When selecting species to start with, the team naturally chose nudibranchs first, since the camera rolls of every macro photography enthusiast are bound to be filled with sharp, vivid nudibranch shots! Even so, the data-collection process was no easy feat. Blu has currently learned to identify over 20 species of nudibranch, with 100–300 training photos per species — and those 20-odd species alone required more than 3,000 photos. (The Editor is quietly wishing everyone would upload more photos!)
In addition, Blu has also been learning about echinoderms, gastropods and bivalves, molluscs, and the sea turtles most commonly spotted around Xiaoliuqiu. The selection criteria focus mainly on marine life that is photogenic and serves as a good indicator species. Blu has now learned to identify 80 species of marine life! The goal is to reach 150 species by the end of 2024, at which point we also hope to start expanding into fish identification.

Did you spot the AI-exclusive version of Blu?
Decoding the AI Identification Logic
For those of you who have already had AI Blu identify something for you — has anyone wondered what the percentage scores it gives you actually mean?

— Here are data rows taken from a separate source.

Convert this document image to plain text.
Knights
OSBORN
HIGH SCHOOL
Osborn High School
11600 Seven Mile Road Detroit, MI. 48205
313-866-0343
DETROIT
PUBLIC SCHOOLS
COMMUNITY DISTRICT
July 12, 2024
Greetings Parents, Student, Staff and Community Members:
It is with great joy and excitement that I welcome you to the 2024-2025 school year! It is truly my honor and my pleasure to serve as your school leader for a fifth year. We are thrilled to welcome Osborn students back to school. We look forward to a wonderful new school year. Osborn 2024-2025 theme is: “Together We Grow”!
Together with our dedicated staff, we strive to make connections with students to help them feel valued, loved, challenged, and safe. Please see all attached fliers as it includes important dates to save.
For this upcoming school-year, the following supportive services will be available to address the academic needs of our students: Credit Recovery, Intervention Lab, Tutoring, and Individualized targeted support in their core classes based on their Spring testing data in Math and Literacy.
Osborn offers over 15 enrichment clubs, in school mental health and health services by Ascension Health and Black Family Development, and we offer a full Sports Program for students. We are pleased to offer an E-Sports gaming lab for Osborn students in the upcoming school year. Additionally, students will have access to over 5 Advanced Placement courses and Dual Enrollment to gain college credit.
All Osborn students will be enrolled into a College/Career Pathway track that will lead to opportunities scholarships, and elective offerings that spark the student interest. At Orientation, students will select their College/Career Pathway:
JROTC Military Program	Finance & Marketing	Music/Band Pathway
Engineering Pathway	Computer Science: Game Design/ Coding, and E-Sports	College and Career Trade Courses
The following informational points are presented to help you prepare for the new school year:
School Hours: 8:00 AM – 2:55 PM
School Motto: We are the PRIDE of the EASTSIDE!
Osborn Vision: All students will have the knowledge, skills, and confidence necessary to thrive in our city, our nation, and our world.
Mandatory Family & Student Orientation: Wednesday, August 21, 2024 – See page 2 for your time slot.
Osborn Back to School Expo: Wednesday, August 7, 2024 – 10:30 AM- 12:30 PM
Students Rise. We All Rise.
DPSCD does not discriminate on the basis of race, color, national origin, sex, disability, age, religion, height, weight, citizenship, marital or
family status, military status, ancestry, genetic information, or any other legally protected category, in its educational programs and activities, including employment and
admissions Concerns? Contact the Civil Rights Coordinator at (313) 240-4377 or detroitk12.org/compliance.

Here's an explanation of how the AI identification logic works.
We group submissions by broad category — that is, the broad category you fill in during the upload process. From there, labels are assigned within each group, photos are fed to each label, and AI Blu begins learning. So when you're uploading, please make sure you don't select the wrong category!
Next comes the computation. Because Blu learns from a large number of different photos rather than repeating training on the same image, it searches within the broad category you've selected and returns the closest match it can find. Since the training database is not yet robust enough for AI Blu to become a true identification master, the road ahead is still long. To help with this, the team asked our engineers to add a button on the front end so that, if AI Blu makes an incorrect identification, users can step in and correct it.

AI Blu will show you the likelihood of a species identification — the final call is yours!
Keeping the Database at Maximum Accuracy
If you've made it this far through all the technical content, give yourself a well-deserved round of applause — three claps, please!
Many of you might be thinking: "I don't know these species to begin with — how would I know if AI Blu got it wrong?" Rest assured, before any data is exported or used, the team will always have professional taxonomists review and verify the records. We also conduct periodic checks of the database to look for any photos that may have been filed in the wrong place.

If you think AI Blu has made a wrong identification, go ahead and enter the correct species to override it!
Thank you so much to all our users for your support throughout this journey — your contributions have allowed the database to advance so quickly. We hope everyone will keep uploading photos; the Editor will be feeding them straight into AI Blu's training dataset so it can keep hitting the books and improving its skills!
Once again, a heartfelt thank you to the Taiwan Mobile Foundation's Tech The Dreamers programme for enabling the team to build AI Blu and bring the database to the next level.
AI Ocean — where technology and citizen science meet marine research, and together we promise Taiwan's oceans a biodiverse future.